China remains world’s top shipbuilder in 2025 as US pressure dents new orders

China maintained its position as the world’s largest shipbuilding nation in 2025, but the sector faced its first significant setback in years as geopolitical tensions and market uncertainty triggered a sharp decline in new vessel orders.
Chinese shipyards secured 35.4 million compensated gross tonnage of new shipbuilding contracts last year, according to data cited by maritime industry sources. While this figure kept China firmly at the top of global rankings, it marked a steep fall of about 35 per cent compared with 2024, ending a five year run of uninterrupted growth in market share.
Industry analysts say the downturn was not driven by a loss of technical capability or competitiveness, but by rising uncertainty linked to policy signals from Washington. US threats to impose additional port fees on vessels linked to China unsettled shipowners and financiers, prompting many to delay or reconsider ordering decisions.

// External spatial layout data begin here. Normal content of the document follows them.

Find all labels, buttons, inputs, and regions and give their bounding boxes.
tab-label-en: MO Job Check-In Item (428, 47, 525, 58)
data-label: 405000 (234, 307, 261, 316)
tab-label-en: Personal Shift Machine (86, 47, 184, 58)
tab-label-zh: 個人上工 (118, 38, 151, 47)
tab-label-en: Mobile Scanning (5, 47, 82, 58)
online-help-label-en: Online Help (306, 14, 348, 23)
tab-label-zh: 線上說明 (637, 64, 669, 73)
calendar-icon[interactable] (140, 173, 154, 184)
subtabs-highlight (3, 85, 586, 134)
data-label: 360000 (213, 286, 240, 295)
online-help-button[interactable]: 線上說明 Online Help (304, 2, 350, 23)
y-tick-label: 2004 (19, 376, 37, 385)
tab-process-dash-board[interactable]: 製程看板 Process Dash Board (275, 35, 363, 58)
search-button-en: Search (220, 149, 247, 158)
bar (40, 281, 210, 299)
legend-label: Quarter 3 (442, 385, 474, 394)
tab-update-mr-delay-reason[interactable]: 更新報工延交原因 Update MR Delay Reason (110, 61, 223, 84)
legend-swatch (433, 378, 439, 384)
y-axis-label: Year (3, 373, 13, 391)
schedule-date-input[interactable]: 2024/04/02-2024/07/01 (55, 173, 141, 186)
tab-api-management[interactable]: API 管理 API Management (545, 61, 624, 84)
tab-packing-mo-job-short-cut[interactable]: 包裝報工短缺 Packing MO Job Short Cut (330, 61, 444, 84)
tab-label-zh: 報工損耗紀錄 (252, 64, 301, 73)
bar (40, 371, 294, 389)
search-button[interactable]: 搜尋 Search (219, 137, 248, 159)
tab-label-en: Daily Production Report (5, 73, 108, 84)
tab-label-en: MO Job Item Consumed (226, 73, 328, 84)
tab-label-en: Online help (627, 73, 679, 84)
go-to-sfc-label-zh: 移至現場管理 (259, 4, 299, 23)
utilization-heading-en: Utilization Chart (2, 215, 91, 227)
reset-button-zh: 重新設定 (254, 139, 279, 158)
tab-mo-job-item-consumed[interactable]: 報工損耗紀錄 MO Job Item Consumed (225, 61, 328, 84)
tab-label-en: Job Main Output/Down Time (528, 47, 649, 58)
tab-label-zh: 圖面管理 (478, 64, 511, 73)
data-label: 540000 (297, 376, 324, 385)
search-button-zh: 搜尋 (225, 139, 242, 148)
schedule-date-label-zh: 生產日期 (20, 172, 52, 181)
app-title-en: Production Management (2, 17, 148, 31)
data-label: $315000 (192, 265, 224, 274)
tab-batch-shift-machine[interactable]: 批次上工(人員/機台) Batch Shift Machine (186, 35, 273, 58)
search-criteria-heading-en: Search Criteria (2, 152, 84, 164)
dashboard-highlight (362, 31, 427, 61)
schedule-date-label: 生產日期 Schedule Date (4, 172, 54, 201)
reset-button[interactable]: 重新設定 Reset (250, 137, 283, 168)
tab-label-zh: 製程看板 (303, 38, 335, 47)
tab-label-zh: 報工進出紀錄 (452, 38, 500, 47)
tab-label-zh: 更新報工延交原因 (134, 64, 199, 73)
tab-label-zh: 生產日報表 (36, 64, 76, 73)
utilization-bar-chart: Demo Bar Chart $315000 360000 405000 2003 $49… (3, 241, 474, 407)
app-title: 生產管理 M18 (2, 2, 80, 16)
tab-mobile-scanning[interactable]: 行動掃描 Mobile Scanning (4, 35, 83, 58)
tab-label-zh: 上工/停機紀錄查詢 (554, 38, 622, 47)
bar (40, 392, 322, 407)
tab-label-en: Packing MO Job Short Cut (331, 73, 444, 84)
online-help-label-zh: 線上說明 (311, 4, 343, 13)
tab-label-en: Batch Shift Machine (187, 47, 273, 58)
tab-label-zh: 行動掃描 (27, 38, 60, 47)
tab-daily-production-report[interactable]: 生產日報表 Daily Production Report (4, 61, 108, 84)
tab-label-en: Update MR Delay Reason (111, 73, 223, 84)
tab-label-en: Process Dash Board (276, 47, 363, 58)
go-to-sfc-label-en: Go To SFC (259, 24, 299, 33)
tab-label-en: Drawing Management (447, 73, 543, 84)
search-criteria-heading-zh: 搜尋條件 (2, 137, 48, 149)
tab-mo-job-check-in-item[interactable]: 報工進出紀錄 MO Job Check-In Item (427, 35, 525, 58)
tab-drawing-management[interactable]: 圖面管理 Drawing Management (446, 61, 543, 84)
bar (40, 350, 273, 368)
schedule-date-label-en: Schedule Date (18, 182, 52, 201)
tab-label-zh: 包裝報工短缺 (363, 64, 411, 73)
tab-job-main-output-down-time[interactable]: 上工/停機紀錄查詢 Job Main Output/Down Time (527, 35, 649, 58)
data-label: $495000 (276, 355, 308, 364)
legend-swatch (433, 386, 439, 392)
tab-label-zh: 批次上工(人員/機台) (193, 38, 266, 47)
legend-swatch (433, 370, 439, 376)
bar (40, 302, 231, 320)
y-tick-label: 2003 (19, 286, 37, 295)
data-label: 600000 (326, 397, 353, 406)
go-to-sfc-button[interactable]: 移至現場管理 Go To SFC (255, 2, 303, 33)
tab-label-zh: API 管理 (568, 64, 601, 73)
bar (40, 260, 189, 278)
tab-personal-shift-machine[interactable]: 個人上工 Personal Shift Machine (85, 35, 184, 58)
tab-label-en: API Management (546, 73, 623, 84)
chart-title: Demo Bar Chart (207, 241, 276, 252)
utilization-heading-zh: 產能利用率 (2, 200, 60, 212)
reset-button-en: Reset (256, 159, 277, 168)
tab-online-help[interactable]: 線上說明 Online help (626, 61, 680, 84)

The proposed measures, aimed at countering what US officials describe as China’s dominance in shipbuilding and maritime supply chains, introduced a new layer of risk into an industry already sensitive to regulatory and cost changes. Even the possibility of higher operating costs for Chinese built vessels was enough to slow deal making, particularly among owners serving US routes.
Despite the decline in orders, China’s shipyards remained ahead of rivals in South Korea and Japan across most major vessel categories, including container ships, bulk carriers and tankers. Analysts note that Chinese builders continue to benefit from scale, integrated supply chains and competitive pricing, making them difficult to displace in the global market.

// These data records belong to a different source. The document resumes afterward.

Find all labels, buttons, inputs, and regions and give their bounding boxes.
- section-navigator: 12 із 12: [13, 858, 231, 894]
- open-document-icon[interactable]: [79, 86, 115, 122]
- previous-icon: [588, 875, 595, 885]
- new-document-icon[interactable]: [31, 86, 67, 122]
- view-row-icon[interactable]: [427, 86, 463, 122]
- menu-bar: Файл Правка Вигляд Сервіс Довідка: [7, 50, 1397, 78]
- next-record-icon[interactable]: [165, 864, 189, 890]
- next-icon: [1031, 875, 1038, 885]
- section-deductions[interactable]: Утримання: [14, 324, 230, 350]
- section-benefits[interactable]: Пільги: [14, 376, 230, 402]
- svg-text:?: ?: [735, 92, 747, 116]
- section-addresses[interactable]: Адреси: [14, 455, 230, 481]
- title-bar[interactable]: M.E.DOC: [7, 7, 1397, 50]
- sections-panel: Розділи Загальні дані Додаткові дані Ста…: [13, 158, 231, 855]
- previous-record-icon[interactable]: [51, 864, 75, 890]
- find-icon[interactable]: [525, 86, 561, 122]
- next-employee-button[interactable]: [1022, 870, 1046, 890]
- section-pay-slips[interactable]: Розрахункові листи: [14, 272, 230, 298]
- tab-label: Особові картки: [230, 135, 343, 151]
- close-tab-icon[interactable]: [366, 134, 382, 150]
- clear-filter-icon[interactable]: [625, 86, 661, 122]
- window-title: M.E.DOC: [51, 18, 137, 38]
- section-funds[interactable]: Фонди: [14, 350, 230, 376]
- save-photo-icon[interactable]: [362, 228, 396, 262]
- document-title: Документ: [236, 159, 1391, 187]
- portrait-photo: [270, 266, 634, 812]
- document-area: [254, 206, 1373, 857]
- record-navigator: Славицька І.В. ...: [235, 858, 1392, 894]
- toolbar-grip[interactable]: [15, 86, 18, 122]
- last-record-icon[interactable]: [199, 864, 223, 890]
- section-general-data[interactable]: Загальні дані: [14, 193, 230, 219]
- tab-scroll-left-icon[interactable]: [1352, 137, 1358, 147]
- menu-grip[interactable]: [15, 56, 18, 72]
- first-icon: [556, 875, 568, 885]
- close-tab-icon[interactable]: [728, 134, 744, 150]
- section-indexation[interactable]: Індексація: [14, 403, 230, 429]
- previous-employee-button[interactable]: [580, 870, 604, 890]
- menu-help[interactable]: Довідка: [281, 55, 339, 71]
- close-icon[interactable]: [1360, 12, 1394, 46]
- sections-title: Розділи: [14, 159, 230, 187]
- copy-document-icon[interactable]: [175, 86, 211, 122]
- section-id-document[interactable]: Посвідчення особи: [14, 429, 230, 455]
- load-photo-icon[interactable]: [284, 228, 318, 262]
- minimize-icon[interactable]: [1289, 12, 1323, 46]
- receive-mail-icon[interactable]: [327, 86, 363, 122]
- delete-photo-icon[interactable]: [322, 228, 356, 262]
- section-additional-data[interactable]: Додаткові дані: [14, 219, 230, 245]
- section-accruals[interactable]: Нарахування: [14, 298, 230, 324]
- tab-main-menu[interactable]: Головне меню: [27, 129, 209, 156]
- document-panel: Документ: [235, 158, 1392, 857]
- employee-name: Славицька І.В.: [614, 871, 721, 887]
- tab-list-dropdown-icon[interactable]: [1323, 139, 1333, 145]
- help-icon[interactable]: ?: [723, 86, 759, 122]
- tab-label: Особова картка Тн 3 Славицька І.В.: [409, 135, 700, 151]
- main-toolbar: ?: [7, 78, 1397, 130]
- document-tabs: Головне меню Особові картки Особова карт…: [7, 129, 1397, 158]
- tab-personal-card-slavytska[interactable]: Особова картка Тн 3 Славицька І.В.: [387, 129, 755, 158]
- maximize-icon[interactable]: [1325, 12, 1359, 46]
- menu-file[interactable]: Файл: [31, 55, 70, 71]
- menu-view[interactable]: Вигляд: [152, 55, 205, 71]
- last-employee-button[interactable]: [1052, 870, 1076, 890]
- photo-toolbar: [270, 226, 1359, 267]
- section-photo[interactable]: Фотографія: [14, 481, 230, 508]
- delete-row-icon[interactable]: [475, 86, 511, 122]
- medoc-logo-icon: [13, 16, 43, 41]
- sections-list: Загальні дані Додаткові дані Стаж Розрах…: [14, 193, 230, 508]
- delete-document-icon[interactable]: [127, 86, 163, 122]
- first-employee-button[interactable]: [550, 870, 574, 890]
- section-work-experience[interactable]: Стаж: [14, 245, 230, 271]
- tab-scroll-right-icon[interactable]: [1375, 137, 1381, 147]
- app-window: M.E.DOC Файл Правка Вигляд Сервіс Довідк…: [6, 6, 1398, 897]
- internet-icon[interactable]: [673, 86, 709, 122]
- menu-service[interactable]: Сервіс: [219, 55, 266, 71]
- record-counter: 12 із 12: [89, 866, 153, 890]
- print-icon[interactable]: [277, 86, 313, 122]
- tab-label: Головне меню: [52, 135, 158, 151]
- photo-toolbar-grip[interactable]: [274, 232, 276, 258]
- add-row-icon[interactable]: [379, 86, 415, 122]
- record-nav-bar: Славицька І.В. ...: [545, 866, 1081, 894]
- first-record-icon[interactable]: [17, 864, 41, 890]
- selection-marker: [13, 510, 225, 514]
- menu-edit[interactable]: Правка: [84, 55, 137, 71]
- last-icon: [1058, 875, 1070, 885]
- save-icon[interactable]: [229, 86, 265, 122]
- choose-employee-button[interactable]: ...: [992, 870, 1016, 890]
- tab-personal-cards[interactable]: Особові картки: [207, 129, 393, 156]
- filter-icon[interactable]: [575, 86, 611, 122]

Data referenced by shipping consultancy Clarksons suggests that while global shipbuilding demand softened overall in 2025, the drop was more pronounced for Chinese yards due to heightened geopolitical exposure. South Korean shipbuilders, by contrast, saw steadier demand in high value segments such as liquefied natural gas carriers, which are less exposed to potential US port measures.
Chinese industry observers argue that the slowdown reflects short term caution rather than a structural shift. They point out that shipbuilding is a long cycle business, where orders are often influenced by expectations several years ahead. Uncertainty over future trade rules and port access can therefore have an outsized impact on annual figures.
The Chinese government has responded by reiterating support for the maritime sector, emphasising technological upgrading, greener ship designs and diversification of export markets. Efforts to promote dual fuel vessels and energy efficient designs are seen as key to maintaining competitiveness as environmental regulations tighten globally.
Shipyard executives have also sought to reassure customers that Chinese built vessels will remain compliant with international rules and commercially viable across major routes. Some owners are reportedly exploring charter structures or flagging options to mitigate potential regulatory risks tied to geopolitical tensions.
Looking ahead, analysts expect order volumes to stabilise rather than rebound sharply in the near term. Much will depend on how US policy proposals evolve and whether shipowners gain clarity on future operating conditions. If uncertainty persists, cautious ordering behaviour could extend into 2026.
Still, China’s underlying position in global shipbuilding remains strong. Its ability to deliver large volumes across multiple vessel types, combined with ongoing investment in automation and green technology, continues to underpin its leadership. The events of 2025 have shown that geopolitical factors can influence market dynamics, but they have not yet displaced China from its dominant role at the heart of the world’s shipbuilding industry.